Thanks, Anaisdg! Most of the fields in my use case contain time series data (just plain numbers). Additionally, I want to store unstructured / varying auxiliary data (Python objects) for some points. That data need not be visualized and is only used for script-based postprocessing purposes. For simplicity reasons, I would prefer having them in the same database instead of storing them somewhere else. The only way to achieve this seems to serialize (pickle) the Python objects and to encode them as base64 strings, which is not very efficient, however.

Hello @karl,
Thanks for explaining. I’ve asked someone on the storage team to help. That’s cool you’re building on top of InfluxDB. What specifically? I’m curious about your postprocessing purposes. Care to share more?

Hi @karl -

I’m not sure if you’re using influxv2 OSS or cloud but my advice here should apply to both. The storage engine uses gzip compression for strings already. If you convert the dict to a base64 string, you won’t get the compression advantage (since you already compressed it essentially). I suspect you are storing many of these dicts with overlapping key names. I would not compress in advance to allow compression across dicts.

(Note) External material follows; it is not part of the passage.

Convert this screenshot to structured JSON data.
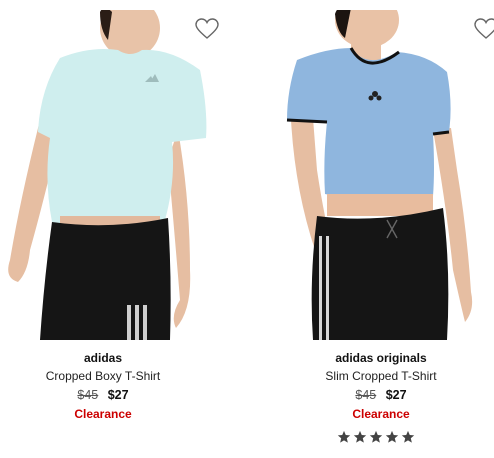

If these dicts become very long strings, you may run into the length limit (~64k roughly I believe). Additionally, I would store the string as a field so that it is not indexed (i.e. don’t use a tag for this value). Indexing longs strings is expensive and you said you don’t need to query for these directly.

This is my expectation, depending on the characteristics of your data and how it serializes, your mileage may vary. If you’re on influx oss, you’ll be able to A/B test different approaches and the impact on data volume on disk and query time. My general suggestion is to stick the serialized value into a field and continue until the performance is unsatisfactory and then you can iterate on improving it.

Let us know how it works out! Storing metadata like this is a nice use case.